Söylediklerinden sonra büyük Loon, Kral Bal’ın tahtı ile esirlerin arasında ileri geri yürümeye başlamıştı, diğer Loonlar ise bu meydan okumadan fazlasıyla etkilenmişti. Biraz sonra, ani bir patlama sesiyle Panta Loon gözden kayboluverdi. Korkuluk, Teneke Woodman ve Gezgin Woot ise lastik bir balona benzeyen sarkık ve buruşuk bu koca Kral ile karşı karşıya kaldıklarında şaşkına dönmüştü.

“İşte!” diye bağırdı Kral. “Böyle bir şey olacağını tahmin ediyordum. Bu kibirli serseri, hepinizden daha büyük olmak için kendisini şişirmişti ve akılsızlığının sonucu ortada. Pompayı çalıştırıp tekrar şişirin şunu.”

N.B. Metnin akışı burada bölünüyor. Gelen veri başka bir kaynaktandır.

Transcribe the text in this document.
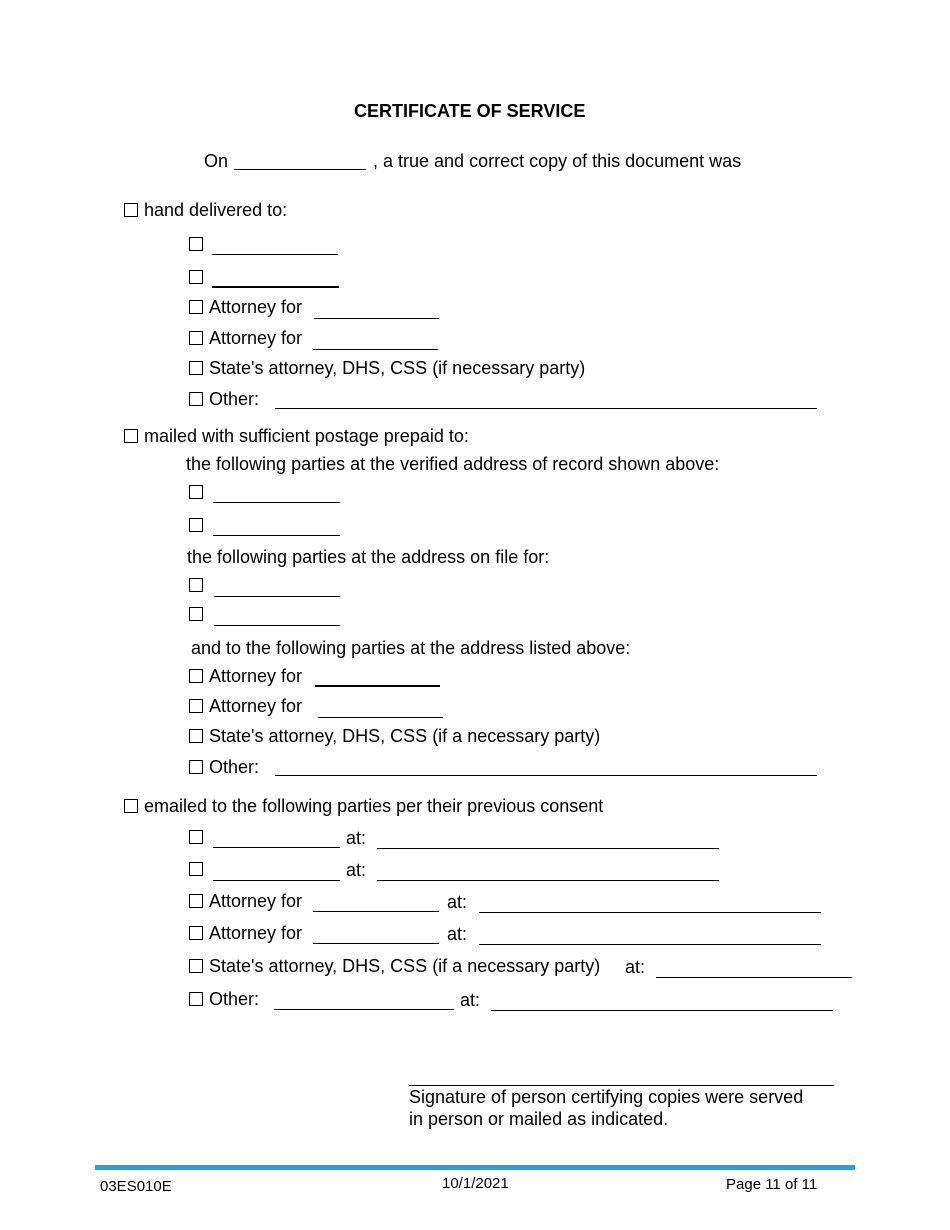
CERTIFICATE OF SERVICE
On	, a true and correct copy of this document was
hand delivered to:
Attorney for
Attorney for
State's attorney, DHS, CSS (if necessary party)
Other:
mailed with sufficient postage prepaid to:
the following parties at the verified address of record shown above:
the following parties at the address on file for:
and to the following parties at the address listed above:
Attorney for
Attorney for
State's attorney, DHS, CSS (if a necessary party)
Other:
emailed to the following parties per their previous consent
at:
at:
Attorney for	at:
Attorney for	at:
State's attorney, DHS, CSS (if a necessary party) at:
Other:	at:
Signature of person certifying copies were served
in person or mailed as indicated.
03ES010E	10/1/2021	Page 11 of 11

“Önce delinen yerini onarmamız gerekiyor, Majesteleri.” dedi Loonlardan biri ve esirler fark etti ki Panta’nın başına gelen bu kazaya hiç kimse şaşırmamış ya da üzülmemişti.

“Doğru.” diye homurdandı Kral. “Til’i çağırın, onarsın.”

Bir iki tanesi koşarak gitti ve çok geçmeden geri döndüler. Yanlarında ise kocaman pofuduk bir etek giyen dişi bir Loon vardı. Kafasının üzerindeki siğiline tutturulmuş mor bir tüyü, belinde ise ipe benzeyen kurutulmuş ve sert sarmaşıklardan yapılmış bir kuşak vardı.

“İşe koyul, Til!” diye emretti Kral Bal. “Panta az önce patladı.”

Dişi Loon yerdeki derileri toplayıp incelemeye başladı ve ayağının birinde bir delik buldu. Kuşağındaki iplerden bir tel aldı ve köşeleri birbirine çekerek ip ile bağladı. Birçok Loon’da bulunan o tuhaf siğillerden biri daha meydana geldi. İşini hallettikten sonra, Til Loon diğer Loonlara bir parça deri fırlattı ve tam gitmek üzereyken esirleri fark ederek onları incelemek için durdu.

“Amanın!” dedi Til. “Ne korkunç yaratıklar. Nereden gelmiş bunlar?”

“Biz yakaladık.” diye cevapladı Loonlardan biri.

“Peki, onlarla ne yapacağız?” diye sordu dişi Loon.

“Belki de yargılarız ve delik deşik ederiz.” diye cevapladı Kral.

“Pekâlâ.” dedi, hâlâ esirlere bakıyordu. “Delineceklerinden pek emin değilim. Deneyip görelim.”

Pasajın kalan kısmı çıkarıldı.